A snow storm covered us (and a lot of the United States) in snow last Sunday.
It's a good thing church was cancelled and only online that day, because if people had been out at church or anywhere else, the roads would have gotten too bad too fast.
Everyone knew the snow as coming for a while. But once the snow started, it came down fast and steady and kept falling all day and night.
So, we started a fire for the first time this winter, gathered in the living room and watched church, and we got a lot of rest on that snow sabbath (unless we were out shoveling).
The plow came Sunday and cleared the driveway, but the snow just kept coming.
On Monday morning, it was as if the plow never came; There was so much snow!
The girls had work and/or homeschool work to do on Monday, so they weren't free to play until Monday evening, about the time the sun went down.
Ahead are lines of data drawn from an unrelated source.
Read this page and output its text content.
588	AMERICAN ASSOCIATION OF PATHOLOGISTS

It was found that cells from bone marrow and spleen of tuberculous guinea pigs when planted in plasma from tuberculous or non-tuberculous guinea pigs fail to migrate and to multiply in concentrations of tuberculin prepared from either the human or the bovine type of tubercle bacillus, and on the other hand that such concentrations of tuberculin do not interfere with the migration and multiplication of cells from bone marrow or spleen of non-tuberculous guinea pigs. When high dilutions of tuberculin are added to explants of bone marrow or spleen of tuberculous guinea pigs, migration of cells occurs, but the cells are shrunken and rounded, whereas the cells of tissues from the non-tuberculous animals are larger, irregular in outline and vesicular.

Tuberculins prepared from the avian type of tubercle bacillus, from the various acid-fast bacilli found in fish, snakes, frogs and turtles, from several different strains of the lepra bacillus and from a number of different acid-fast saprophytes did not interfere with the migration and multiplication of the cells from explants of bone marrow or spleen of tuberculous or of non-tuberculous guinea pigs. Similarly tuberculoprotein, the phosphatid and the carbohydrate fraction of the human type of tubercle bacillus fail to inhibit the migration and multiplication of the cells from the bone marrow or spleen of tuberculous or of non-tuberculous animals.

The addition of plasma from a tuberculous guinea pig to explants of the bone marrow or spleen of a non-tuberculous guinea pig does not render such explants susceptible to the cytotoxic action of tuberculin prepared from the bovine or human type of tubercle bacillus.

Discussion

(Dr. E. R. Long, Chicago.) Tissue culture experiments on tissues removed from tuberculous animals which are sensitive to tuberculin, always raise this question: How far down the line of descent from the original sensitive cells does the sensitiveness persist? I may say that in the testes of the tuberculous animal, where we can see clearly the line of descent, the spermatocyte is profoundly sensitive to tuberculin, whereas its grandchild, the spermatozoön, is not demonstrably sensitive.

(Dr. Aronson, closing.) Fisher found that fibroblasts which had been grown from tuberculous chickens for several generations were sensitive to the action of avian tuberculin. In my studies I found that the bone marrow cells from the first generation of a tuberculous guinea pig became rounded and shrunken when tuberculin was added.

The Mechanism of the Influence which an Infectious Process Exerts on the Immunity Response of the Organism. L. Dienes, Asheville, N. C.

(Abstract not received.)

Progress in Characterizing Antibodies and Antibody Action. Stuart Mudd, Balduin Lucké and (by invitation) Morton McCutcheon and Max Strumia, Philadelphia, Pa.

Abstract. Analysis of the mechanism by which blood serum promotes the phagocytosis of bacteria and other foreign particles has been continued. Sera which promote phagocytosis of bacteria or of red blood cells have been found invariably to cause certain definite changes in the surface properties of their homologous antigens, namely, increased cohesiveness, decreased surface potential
But they went out anyway. They turned the outside lights on and explored the yard and edges of our woods and built a snow fort inside the massive pile of snow the plow made on the side of the driveway. Below is a picture I took from the warmth of the inside while I was making dinner.
I imagine they won't always want to play in the snow, but I'm glad they are still young enough, or young enough at heart, to want to play in the snow.
And I'm thankful for the pockets of quite stillness and rest winter provides.
Winter can be, in a sense, one long sabbath if we are apt to observe it.